The film begins about halfway through the journey, with Cheryl looking at her grotesquely blistered feet and having to remove the nail, which has rubbed loose inside her ill-fitting boots, from the big toe on her right foot. After one boot falls down the rocky outcrop on which she is sitting, she curses and throws the other one after it, now left without any footwear. Nick Hornby's script has a flashback structure and the film continuously switches between Cheryl's journey up the West Coast of the US and her upbringing, marriage, university studies, fraught relationship with her mother and self-destructive behaviour.
As she does, Cheryl becomes somewhat of a minor celebrity amongst other hikers who recognise her from the literary references she leaves in the books along the way and becomes more knowledgeable about what she's doing – early on, she is reduced to eating cold mashed potato because she took the wrong type of gas for her camping stove – and combats her inner demons.
Both Reese Witherspoon, who plays Cheryl, and Laura Dern, who plays Cheryl's mother, were Oscar-nominated for their praiseworthy performances; nominations richly deserved, and Jean-Marc Vallée (The Young Victoria; Dallas Buyers Club) directs with style and control, using the smart, moving screenplay, tremendous scenery and music to tell Cheryl's story with palpable emotion.
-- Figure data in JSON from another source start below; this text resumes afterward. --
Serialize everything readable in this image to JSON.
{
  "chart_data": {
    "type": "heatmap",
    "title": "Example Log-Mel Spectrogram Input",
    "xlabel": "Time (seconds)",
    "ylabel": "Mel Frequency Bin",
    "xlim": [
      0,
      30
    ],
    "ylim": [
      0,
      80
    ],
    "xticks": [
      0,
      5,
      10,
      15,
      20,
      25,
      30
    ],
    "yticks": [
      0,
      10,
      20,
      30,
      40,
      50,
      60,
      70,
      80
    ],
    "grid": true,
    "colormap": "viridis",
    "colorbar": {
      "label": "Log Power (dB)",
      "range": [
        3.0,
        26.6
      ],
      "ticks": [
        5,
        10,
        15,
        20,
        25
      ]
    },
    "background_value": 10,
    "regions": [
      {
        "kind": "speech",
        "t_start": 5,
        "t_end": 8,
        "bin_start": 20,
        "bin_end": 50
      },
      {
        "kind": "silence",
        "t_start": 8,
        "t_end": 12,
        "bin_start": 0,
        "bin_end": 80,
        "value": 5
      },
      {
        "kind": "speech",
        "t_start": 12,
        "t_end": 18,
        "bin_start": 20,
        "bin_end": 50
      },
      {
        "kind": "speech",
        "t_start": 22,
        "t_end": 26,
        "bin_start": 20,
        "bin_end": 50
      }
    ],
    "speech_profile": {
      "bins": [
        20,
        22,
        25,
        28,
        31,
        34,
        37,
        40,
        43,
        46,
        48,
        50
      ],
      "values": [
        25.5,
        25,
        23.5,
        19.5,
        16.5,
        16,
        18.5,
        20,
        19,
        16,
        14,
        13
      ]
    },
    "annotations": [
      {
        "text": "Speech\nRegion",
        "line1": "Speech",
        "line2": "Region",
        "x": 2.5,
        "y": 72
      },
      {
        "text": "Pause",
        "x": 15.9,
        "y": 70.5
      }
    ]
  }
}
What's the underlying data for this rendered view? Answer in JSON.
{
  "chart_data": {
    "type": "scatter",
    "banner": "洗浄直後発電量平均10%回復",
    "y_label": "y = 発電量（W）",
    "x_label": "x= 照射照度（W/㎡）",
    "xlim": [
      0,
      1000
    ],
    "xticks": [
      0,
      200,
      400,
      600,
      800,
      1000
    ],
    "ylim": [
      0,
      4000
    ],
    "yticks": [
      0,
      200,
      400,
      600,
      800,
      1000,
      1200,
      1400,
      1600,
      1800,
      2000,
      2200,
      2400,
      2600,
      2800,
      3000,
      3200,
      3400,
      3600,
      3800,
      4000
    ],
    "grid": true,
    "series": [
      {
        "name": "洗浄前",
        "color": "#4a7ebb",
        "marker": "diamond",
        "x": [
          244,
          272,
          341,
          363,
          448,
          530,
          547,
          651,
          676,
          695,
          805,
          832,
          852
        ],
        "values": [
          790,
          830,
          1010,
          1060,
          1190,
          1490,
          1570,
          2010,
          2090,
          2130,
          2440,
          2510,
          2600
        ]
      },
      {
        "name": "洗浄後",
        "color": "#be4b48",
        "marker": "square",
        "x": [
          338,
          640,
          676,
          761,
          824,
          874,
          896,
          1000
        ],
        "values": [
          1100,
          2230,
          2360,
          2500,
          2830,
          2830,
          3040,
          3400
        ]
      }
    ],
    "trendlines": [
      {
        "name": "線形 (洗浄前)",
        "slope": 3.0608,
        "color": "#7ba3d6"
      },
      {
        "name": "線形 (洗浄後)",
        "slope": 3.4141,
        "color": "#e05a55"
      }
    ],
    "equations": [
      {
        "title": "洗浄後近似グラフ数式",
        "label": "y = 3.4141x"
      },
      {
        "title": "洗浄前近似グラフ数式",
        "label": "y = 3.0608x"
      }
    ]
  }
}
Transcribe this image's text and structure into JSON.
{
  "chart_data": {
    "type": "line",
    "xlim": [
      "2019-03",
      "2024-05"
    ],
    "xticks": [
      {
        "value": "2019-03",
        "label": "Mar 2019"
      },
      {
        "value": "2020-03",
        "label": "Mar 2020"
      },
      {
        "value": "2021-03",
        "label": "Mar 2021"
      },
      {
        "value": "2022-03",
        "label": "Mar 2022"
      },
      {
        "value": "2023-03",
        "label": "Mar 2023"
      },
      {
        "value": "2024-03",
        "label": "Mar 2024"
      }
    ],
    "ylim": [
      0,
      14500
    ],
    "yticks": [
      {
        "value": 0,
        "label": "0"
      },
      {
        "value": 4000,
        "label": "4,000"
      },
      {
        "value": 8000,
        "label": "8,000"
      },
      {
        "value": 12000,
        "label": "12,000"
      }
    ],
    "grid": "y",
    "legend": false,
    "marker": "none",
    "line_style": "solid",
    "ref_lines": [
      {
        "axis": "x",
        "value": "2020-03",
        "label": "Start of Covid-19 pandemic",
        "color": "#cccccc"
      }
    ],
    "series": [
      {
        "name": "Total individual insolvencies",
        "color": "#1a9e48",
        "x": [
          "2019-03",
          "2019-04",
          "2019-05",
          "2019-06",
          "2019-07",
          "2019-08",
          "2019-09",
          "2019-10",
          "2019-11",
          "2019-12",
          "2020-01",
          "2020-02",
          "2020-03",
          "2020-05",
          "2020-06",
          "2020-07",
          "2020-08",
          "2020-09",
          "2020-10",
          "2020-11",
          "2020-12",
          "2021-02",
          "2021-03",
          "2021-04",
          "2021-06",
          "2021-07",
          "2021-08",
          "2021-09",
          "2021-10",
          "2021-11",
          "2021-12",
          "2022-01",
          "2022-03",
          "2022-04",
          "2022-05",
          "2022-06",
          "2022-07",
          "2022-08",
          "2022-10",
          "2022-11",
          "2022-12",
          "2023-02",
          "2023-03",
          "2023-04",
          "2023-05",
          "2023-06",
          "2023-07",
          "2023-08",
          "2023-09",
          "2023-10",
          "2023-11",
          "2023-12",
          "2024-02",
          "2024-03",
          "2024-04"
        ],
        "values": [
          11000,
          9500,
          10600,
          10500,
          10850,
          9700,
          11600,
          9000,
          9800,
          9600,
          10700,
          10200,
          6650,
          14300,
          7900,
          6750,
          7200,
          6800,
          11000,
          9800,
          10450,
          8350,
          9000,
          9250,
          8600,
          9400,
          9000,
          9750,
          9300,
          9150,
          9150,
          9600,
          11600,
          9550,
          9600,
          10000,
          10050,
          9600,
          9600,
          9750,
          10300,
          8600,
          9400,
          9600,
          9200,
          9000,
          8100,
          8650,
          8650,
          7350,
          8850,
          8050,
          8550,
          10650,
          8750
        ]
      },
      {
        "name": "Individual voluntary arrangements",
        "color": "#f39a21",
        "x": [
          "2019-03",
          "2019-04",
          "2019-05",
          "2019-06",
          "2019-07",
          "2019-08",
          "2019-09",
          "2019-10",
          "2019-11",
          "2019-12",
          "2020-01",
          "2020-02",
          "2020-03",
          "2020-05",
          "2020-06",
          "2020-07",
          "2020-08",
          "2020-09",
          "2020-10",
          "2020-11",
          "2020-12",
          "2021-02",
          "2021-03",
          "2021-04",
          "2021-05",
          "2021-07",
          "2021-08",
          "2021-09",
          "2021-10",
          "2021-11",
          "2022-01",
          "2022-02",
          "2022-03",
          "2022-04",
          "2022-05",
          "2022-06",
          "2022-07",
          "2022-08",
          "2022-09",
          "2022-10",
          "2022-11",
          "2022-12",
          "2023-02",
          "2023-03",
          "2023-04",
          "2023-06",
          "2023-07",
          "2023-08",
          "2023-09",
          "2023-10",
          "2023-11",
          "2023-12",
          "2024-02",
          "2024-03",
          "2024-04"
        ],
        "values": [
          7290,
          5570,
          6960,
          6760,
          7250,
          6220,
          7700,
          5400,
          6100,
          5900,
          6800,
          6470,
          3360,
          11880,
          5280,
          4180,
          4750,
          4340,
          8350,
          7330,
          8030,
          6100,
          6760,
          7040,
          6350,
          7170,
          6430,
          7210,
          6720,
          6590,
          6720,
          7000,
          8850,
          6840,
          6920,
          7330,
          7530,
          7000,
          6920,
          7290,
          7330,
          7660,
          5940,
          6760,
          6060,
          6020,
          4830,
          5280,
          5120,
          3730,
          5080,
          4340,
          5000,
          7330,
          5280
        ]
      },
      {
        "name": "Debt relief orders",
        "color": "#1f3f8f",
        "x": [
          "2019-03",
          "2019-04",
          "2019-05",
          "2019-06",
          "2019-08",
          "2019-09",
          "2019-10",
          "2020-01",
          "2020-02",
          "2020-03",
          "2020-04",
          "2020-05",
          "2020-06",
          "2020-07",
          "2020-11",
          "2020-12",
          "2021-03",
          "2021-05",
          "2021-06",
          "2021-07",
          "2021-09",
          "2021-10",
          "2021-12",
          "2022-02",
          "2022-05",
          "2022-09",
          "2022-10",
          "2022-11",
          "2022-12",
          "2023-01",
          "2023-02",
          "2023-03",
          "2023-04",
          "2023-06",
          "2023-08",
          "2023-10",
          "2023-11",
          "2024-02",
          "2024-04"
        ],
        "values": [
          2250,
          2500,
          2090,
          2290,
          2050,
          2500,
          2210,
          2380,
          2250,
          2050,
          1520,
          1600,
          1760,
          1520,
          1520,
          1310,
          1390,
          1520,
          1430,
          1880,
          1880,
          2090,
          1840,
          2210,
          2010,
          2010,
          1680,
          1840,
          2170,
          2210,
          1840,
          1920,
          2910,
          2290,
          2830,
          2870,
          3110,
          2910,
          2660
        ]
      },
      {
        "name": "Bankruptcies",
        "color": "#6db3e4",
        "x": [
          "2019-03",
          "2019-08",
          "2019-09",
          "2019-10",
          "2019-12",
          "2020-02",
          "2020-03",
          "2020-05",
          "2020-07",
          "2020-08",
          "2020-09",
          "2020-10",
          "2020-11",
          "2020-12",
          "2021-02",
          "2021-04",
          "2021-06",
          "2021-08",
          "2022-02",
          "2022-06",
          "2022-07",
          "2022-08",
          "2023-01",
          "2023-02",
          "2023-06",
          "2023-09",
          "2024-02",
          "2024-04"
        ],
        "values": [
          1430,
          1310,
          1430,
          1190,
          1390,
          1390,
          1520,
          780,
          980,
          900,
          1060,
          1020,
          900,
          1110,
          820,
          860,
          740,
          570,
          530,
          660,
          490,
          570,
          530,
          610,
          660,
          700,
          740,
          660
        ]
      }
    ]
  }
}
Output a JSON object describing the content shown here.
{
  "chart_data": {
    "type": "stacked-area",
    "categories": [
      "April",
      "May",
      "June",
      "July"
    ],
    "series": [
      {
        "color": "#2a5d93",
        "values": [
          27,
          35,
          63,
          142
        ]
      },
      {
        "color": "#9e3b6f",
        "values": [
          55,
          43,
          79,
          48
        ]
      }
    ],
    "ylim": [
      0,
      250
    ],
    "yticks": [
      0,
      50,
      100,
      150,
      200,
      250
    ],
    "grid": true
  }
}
Some aspects of the film reminded me of John Curran's 2013 film Tracks, in which Mia Wasikowska played Robyn Davidson, who walked the 1700 miles from Alice Springs to the Indian Ocean in 1977, with both Strayed and Davidson forced to live with their own isolation, battle the elements and people doubting them, partly because of their gender. Both films benefit from the honesty, power and terrific performances by the female lead. Another similarity is American Sniper, in which the lead actor bought the rights to the memoir, helped develop the project and is a credited producer.